Station Eleven – Emily St. John Mandel
The night the fatal Georgia Flu arrives in Toronto, fading movie star Arthur Leander has a heart attack on stage performing the title role in King Lear. Jeevan, a paramedic trainee, rushes to the actor’s aid but it is too late to save him. Kirsten, a young child actress in the production, watches fearful from the wings of the stage. So begins the compelling and surprising Station Eleven. An apocalyptic novel that moves back and forth in time, Station Eleven is a layered and entertaining story about what matters most before the world ends…and after.
I read the book knowing it was highly acclaimed but otherwise next to nothing about the actual plot. This caused me to have to continuously readjust my perception of the novel and what it was trying to accomplish. I think when you don’t know what it’s about, and the tone it is going to take, the experience can be a bit difficult but ultimately more rewarding for the reader.

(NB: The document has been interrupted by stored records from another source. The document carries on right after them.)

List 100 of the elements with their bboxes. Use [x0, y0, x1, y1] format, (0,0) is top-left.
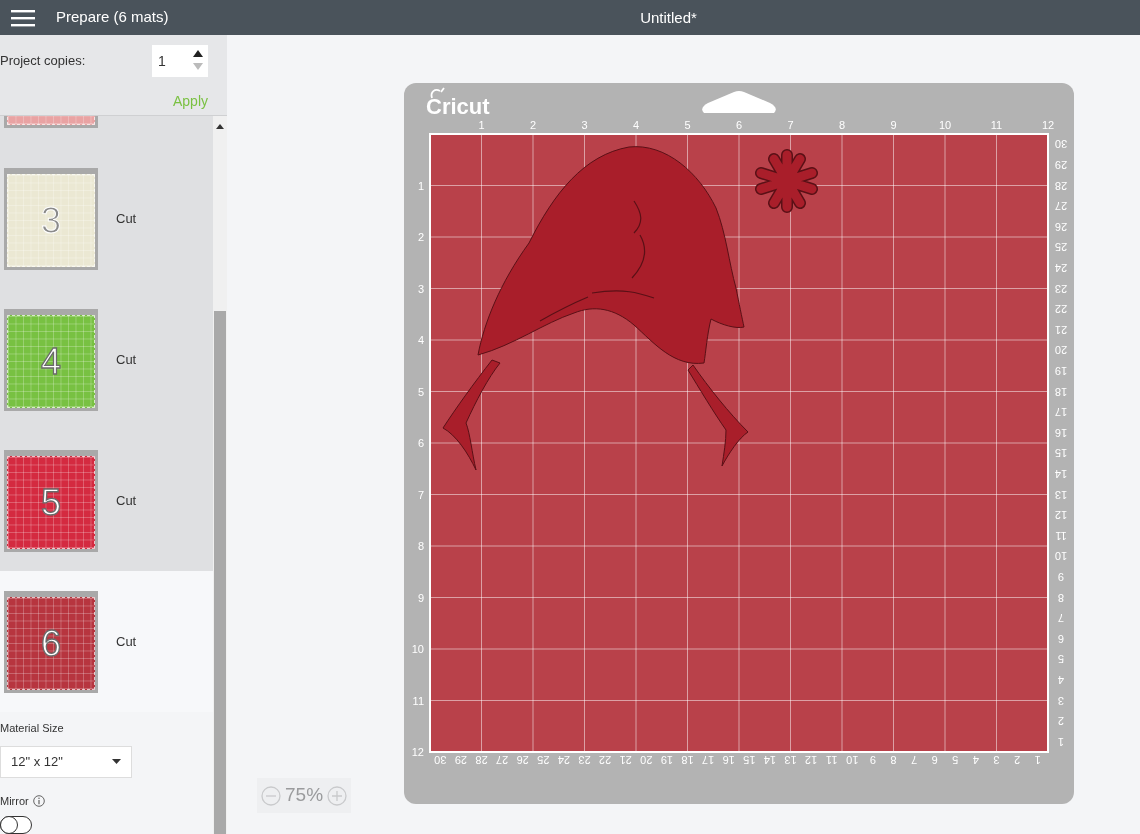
- ruler-number: 7: [1057, 612, 1065, 625]
- menu-icon[interactable]: [11, 8, 35, 27]
- ruler-number: 21: [619, 754, 632, 766]
- mat-number: 5: [41, 484, 61, 521]
- ruler-number: 24: [557, 754, 571, 766]
- ruler-number: 26: [1054, 220, 1068, 233]
- mat-thumbnail[interactable]: 3: [4, 168, 98, 270]
- ruler-number: 3: [993, 754, 1000, 766]
- project-copies-field[interactable]: 1: [152, 45, 208, 77]
- ruler-number: 11: [1055, 529, 1067, 542]
- apply-link[interactable]: Apply: [172, 93, 208, 109]
- ruler-number: 19: [1054, 364, 1068, 377]
- ruler-number: 5: [684, 119, 691, 131]
- material-size-dropdown[interactable]: 12" x 12": [0, 745, 132, 778]
- ruler-number: 16: [722, 754, 735, 766]
- mat-action-label: Cut: [116, 351, 137, 370]
- ruler-number: 29: [1054, 158, 1068, 171]
- ruler-number: 4: [972, 754, 979, 766]
- ruler-number: 20: [1054, 344, 1068, 357]
- mat-thumbnail[interactable]: 6: [4, 591, 98, 693]
- ruler-number: 6: [1057, 632, 1065, 645]
- ruler-number: 3: [417, 282, 424, 295]
- ruler-number: 13: [784, 754, 797, 766]
- ruler-number: 1: [1034, 754, 1041, 766]
- ruler-number: 8: [838, 119, 846, 131]
- ruler-number: 2: [417, 231, 424, 243]
- ruler-number: 12: [1041, 119, 1055, 131]
- ruler-number: 23: [1054, 282, 1068, 295]
- ruler-number: 10: [411, 643, 424, 655]
- info-icon[interactable]: [32, 794, 45, 807]
- ruler-number: 27: [496, 754, 509, 766]
- ruler-number: 27: [1054, 200, 1068, 213]
- mat-action-label: Cut: [116, 210, 137, 229]
- material-size-label: Material Size: [0, 721, 65, 736]
- ruler-number: 6: [931, 754, 938, 766]
- ruler-number: 25: [1054, 241, 1068, 254]
- scrollbar-thumb[interactable]: [214, 311, 226, 834]
- ruler-number: 30: [434, 754, 447, 766]
- ruler-number: 5: [417, 385, 424, 398]
- mat-action-label: Cut: [116, 633, 137, 652]
- ruler-number: 10: [846, 754, 859, 766]
- ruler-number: 13: [1054, 488, 1068, 501]
- ruler-number: 6: [417, 437, 424, 449]
- ruler-number: 8: [1057, 591, 1065, 604]
- ruler-number: 4: [632, 119, 640, 131]
- ruler-number: 19: [660, 754, 674, 766]
- ruler-number: 3: [581, 119, 588, 131]
- ruler-number: 11: [990, 119, 1003, 131]
- mat-number: 4: [41, 343, 61, 380]
- ruler-number: 20: [640, 754, 653, 766]
- ruler-number: 25: [537, 754, 550, 766]
- ruler-number: 11: [826, 754, 838, 766]
- ruler-number: 18: [681, 754, 694, 766]
- ruler-number: 28: [475, 754, 488, 766]
- ruler-number: 2: [529, 119, 537, 131]
- ruler-number: 9: [417, 591, 424, 604]
- ruler-number: 8: [890, 754, 897, 766]
- mat-thumbnail[interactable]: 5: [4, 450, 98, 552]
- zoom-level: 75%: [285, 783, 324, 808]
- ruler-number: 23: [578, 754, 591, 766]
- caret-icon: [112, 759, 121, 764]
- ruler-number: 4: [417, 334, 424, 346]
- ruler-number: 12: [1054, 509, 1068, 522]
- ruler-number: 7: [417, 488, 424, 501]
- ruler-number: 5: [1057, 653, 1065, 666]
- ruler-number: 15: [1054, 447, 1068, 460]
- ruler-number: 10: [1054, 550, 1068, 563]
- mirror-toggle[interactable]: [0, 816, 32, 834]
- ruler-number: 1: [478, 119, 485, 131]
- document-title: Untitled*: [640, 8, 697, 26]
- ruler-number: 22: [598, 754, 612, 766]
- ruler-number: 2: [1057, 715, 1065, 728]
- ruler-number: 11: [412, 694, 424, 707]
- ruler-number: 30: [1054, 138, 1068, 151]
- ruler-number: 8: [417, 540, 424, 552]
- project-copies-label: Project copies:: [0, 52, 86, 71]
- ruler-number: 16: [1054, 426, 1068, 439]
- ruler-number: 15: [743, 754, 756, 766]
- ruler-number: 2: [1014, 754, 1021, 766]
- ruler-number: 12: [804, 754, 818, 766]
- ruler-number: 9: [869, 754, 876, 766]
- mat-action-label: Cut: [116, 492, 137, 511]
- ruler-number: 9: [890, 119, 897, 131]
- ruler-number: 26: [516, 754, 529, 766]
- ruler-number: 1: [417, 179, 424, 192]
- scroll-up-icon[interactable]: [216, 124, 224, 129]
- ruler-number: 18: [1054, 385, 1068, 398]
- ruler-number: 14: [763, 754, 777, 766]
- ruler-number: 6: [735, 119, 743, 131]
- spin-up-icon[interactable]: [193, 50, 203, 57]
- ruler-number: 3: [1057, 694, 1065, 707]
- ruler-number: 24: [1054, 261, 1068, 274]
- ruler-number: 4: [1057, 673, 1065, 686]
- ruler-number: 7: [911, 754, 918, 766]
- ruler-number: 22: [1054, 303, 1068, 316]
- mat-thumbnail[interactable]: 4: [4, 309, 98, 411]
- ruler-number: 14: [1054, 467, 1068, 480]
- ruler-number: 17: [1054, 406, 1068, 419]
- ruler-number: 12: [411, 746, 424, 758]
- ruler-number: 5: [952, 754, 959, 766]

That fateful winter night ends up being the lynchpin that the characters or the story pivot around, whether they are aware of it or not. The first few chapters focus on Jeevan as he ultimately holes up in his brother’s apartment to ride out the extremely fast moving epidemic. The structure of the book reminded me a lot of David Mitchell’s Cloud Atlas and The Bone Clocks. The book moves back and forth through time and characters slowly revealing how the main characters connect together based on their connection with Arthur and that fateful night.
The title Station Eleven refers to an amateur comic book that Arthur’s first wife, Miranda, works on in her spare time. In the comic, Dr. Eleven and his crew are hurtling through space on a planet sized space-station, constantly in conflict with denizens of the Undersea, a resistance force that just wants to return to Earth. The metaphor of the comic perfectly parallels the new reality of life on Earth after the Georgia Flu obliterates mankind. How the survivors (about .01% of the population) cope and adjust to this new reality is the core of the book with many just wanting to return thing to how they were before and others seeing an opportunity to form new societies and rules.
At less than 350 pages Station Eleven is a short book. The sacrifice that the short length demands is that I didn’t connect on an emotional level the way I thought I would. I cared about what was going on and worried who would survive but when the book reveals the identity of the story’s sorta bad guy, I just went “Well, yeah.” I didn’t care. Some of this is attributed to the way Emily St. John Mandel presents the narrative. While reading I felt like there was a journalistic barrier up between writer and reader and the writing came off as somewhat cold. Well written and evocative, but a bit cold nonetheless.
In Station Eleven, St. John Mandel has a lot to say about the world we live in now and its emphasis on technology and experiences rather than making human connections. The twisting narrative through time and location works well keeping the reader interested and the read is a fast one. If you like apocalyptic stories but are looking for more philosophical insight than the norm you should really enjoy Station Eleven.